Consider this program:
n = int(input('Enter n: '))
sum = 0
i = 1
while i < n:
for j in range(n):
sum += j
i *= 2
print(sum)
What is the program's big-O running time as a function of n?
In the program, change "range(n)" to "range(i)". Now what is its running time?
A prime gap is the difference between two consecutive prime numbers. For example, 7 and 11 are consecutive primes, and the gap between them has size 4.
Write a program that reads an integer N ≥ 3 and prints the largest prime gap among primes that are less than N. The program should print the pair of consective primes along with the gap size.
Goldbach's conjecture says that
Every even integer greater than 2 is the sum of two primes.
The conjecture seems obvious, but after more than 350 years it remains unproven.

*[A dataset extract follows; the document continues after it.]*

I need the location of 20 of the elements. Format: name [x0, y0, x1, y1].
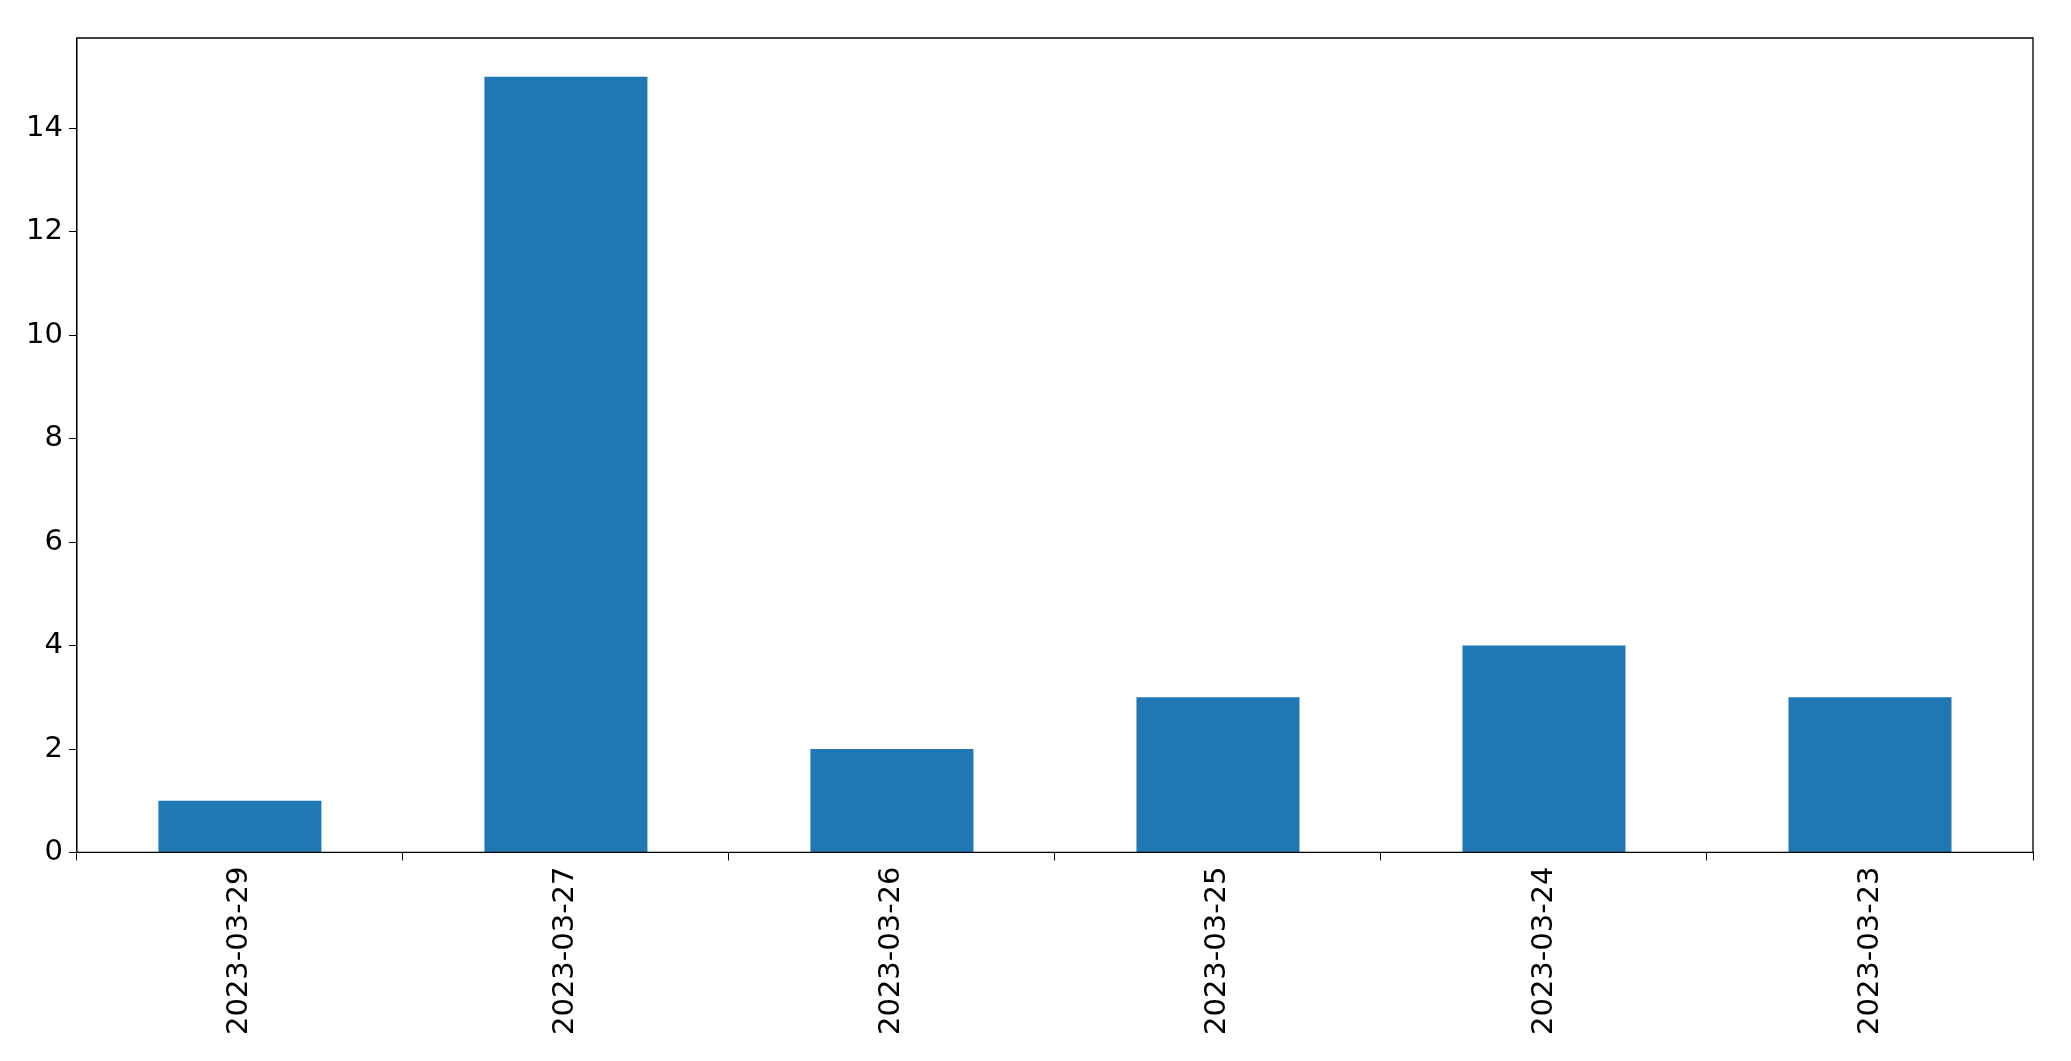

Write a program that reads an integer N and checks whether Goldbach's conjecture is true for all integers that are ≤ N.
Write a program that reads an integer N and generates a random array of N integers in ascending order. The first number in the array should be 0, and the difference between each pair of consecutive array elements should be a random number from 1 to 10.
Next, the program should generate N new random integers in the range from 0 to 10N. The program should count how many of these integers are present in the array, and print this count.
If the input number N is large, what value do you think this program will print, approximately?
Write a program that reads an integer n ≥ 0 and prints the square root of n (if it is an integer), or otherwise 'Not a square'. Do not use any floating-point numbers. Your program should run in O(log n).